Anthropogenic impacts have been documented across more than three-quarters of the Earth’s ice-free terrestrial surface [1,2], and the global intensification of land use threatens biodiversity in human-impacted areas [3,4]. Multifunctional landscapes comprised of natural and semi-natural ecosystems set in the context of intensive land use can address multiple goals of production and conservation [5,6,7], but severe degradation can overcome ecosystem resilience and reduce ecosystem stability and function through catastrophic state shifts .
In degraded environments, conservation of native biodiversity and restoration of ecosystem function often requires some degree of ecosystem restoration to a less-degraded state. As such, managers must often determine the causes of ecological degradation before proceeding with restoration. When degradation factors are clear and controllable, restoration can be managed agronomically and proceeds linearly towards a restoration objective, such as pre-settlement conditions . For example, restoring native grassland from cropland agriculture typically involves managing for maximal native species diversity and minimal non-native species by planting a diverse mix of native species and removing exotic species [10,11].
Restoration of intensively cultivated areas is fairly straightforward, but the best course of restoration action for sites degraded by multiple factors can be elusive.
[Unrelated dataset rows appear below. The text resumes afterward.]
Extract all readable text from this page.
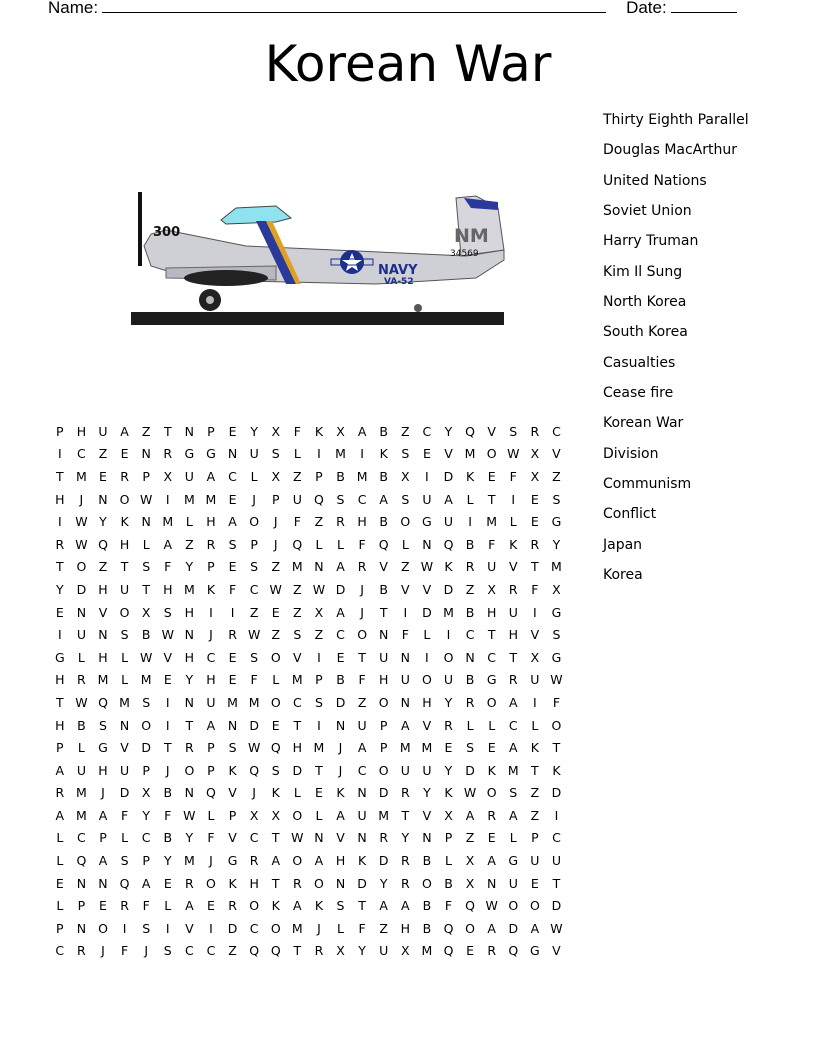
Name:	Date:
Korean War
300	NM
34569
NAVY
VA-52
P	H U	A	Z	T	N	P	E	Y	X	F	K	X	A	B	Z	C	Y	Q V	S	R	C
I	C	Z	E	N	R G G N U	S	L	I	M	I	K	S	E	V M O W X	V
T M E	R	P	X	U	A	C	L	X	Z	P	B M B	X	I	D	K	E	F	X	Z
H	J	N O W	I	M M E	J	P	U Q	S	C	A	S	U	A	L	T	I	E	S
I	W Y	K	N M	L	H	A O	J	F	Z	R	H	B O G U	I	M	L	E	G
R W Q H	L	A	Z	R	S	P	J	Q	L	L	F	Q	L	N Q B	F	K	R	Y
T	O Z	T	S	F	Y	P	E	S	Z M N	A	R	V	Z W K	R	U	V	T M
Y	D H U	T	H M K	F	C W Z W D	J	B	V	V D Z	X	R	F	X
E	N	V O X	S	H	I	I	Z	E	Z	X	A	J	T	I	D M B	H U	I	G
I	U N	S	B W N	J	R W Z	S	Z	C O N	F	L	I	C	T	H	V	S
G	L	H	L W V	H	C	E	S	O V	I	E	T	U N	I	O N	C	T	X G
H	R M	L	M E	Y	H	E	F	L	M P	B	F	H U O U	B G R	U W
T W Q M S	I	N U M M O C	S	D Z O N H	Y	R O A	I	F
H	B	S	N O	I	T	A	N D	E	T	I	N U	P	A	V	R	L	L	C	L	O
P	L	G V D	T	R	P	S W Q H M	J	A	P M M E	S	E	A	K	T
A	U H U	P	J	O	P	K	Q	S	D	T	J	C O U U	Y	D	K M T	K
R M	J	D X	B	N Q V	J	K	L	E	K	N D R	Y	K W O	S	Z D
A M A	F	Y	F W L	P	X	X O	L	A	U M T	V	X	A	R	A	Z	I
L	C	P	L	C	B	Y	F	V	C	T W N	V	N	R	Y	N	P	Z	E	L	P	C
L	Q A	S	P	Y M	J	G R	A O A	H	K	D R	B	L	X	A G U U
E	N N Q A	E	R O	K	H	T	R O N D	Y	R O B	X	N U	E	T
L	P	E	R	F	L	A	E	R O	K	A	K	S	T	A	A	B	F	Q W O O D
P	N O	I	S	I	V	I	D C O M	J	L	F	Z	H	B Q O A D	A W
C	R	J	F	J	S	C	C	Z Q Q	T	R	X	Y	U	X M Q	E	R Q G V
Thirty Eighth Parallel
Douglas MacArthur
United Nations
Soviet Union
Harry Truman
Kim Il Sung
North Korea
South Korea
Casualties
Cease fire
Korean War
Division
Communism
Conflict
Japan
Korea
Specific sources of degradation might not be readily identifiable because they result from multiple causative factors that vary spatially and temporally, and the response to restoration might be non-linear and unpredictable [12,13,14]. Land-use history, recent disturbance, and invasive species create legacies with long-term impacts on plant community composition that strongly resist change toward the desired restoration outcome [12,15,16]. Restoration and conservation under such conditions require an ecological approach using the initial extent of floristic degradation to identify appropriate restoration action and outcomes [9,17].
We construct vegetation states to describe floristic degradation in nine old-field grassland tracts in south-central Iowa and north-central Missouri, USA. This study was prompted by a clear need to identify patterns of floristic degradation that influence other taxa in these grasslands [18,19,20]. We use multivariate analyses to categorize floristic degradation into vegetation states with plant species data, a common approach in rangelands worldwide [21,22,23]. We also use soil organic carbon (SOC) as an indicator of biophysical degradation because both cultivation and severe grazing have been shown to reduce SOC content .
We report the relationship between native and exotic plant species abundance, grazing history, and a regionally-ubiquitous invasive plant species, the Eurasian, cool-season grass, tall fescue (Schedonorus phoenix (Scop.) Holub). Tall fescue is one of the most economically-important grasses in eastern North America since its introduction in the 1940’s , but tall fescue has since been shown to reduce native plant species richness, fire spread, and habitat quality in grassland [26,27,28,29,30].
We predicted that patterns of plant community composition (i.e., vegetation states) correspond to patterns in three factors of degradation: tall fescue abundance, grazing history and soil organic carbon. To inform restoration action, we use a state-and-transition framework [31,32] to discuss potential degradation and restoration pathways with respect to conservation in working grassland landscapes.